Sang sutradara, Yu Zhong, menambahkan, “Dalam cerita, kalian memang bersaudara, jadi hari ini sengaja aku adakan makan bersama agar kalian lebih akrab. Usul dari Lao He bagus, aku setuju!”

Akhirnya Luo Heng pun mendapat beberapa saudara sementara selama di lokasi syuting.

Musim dingin di utara telah tiba. Di salah satu meja kru, beberapa gelas air ditempeli kertas bertuliskan: Kakak: Yiku, Kakak perempuan kedua: Sitian, Adik laki-laki: Qitian, Adik perempuan: Qimiao.

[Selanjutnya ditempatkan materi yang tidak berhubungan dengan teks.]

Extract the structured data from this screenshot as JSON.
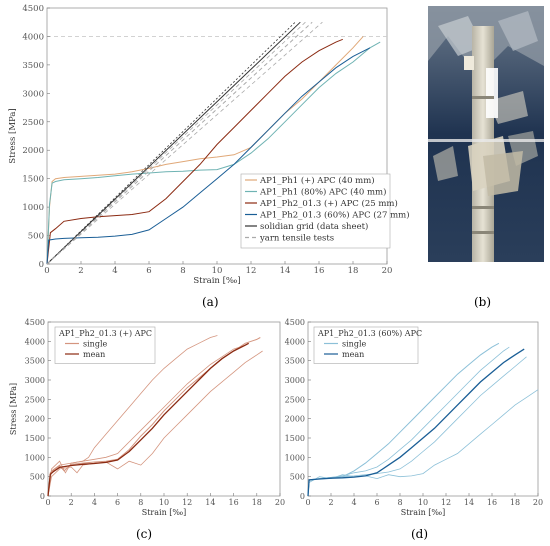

Suasana kru sangat santai dan harmonis, benar-benar berbeda dengan drama perceraian sebelumnya.

Setelah bergabung, He Bing benar-benar berperan sebagai kakak sulung, sangat perhatian pada mereka semua, meski kadang juga cerewet.

Yang Gongru, demi meningkatkan empati, setiap hari menelepon adik tirinya, dan saat berbicara dengan Luo Heng pun selalu dengan nada ramah seorang kakak perempuan.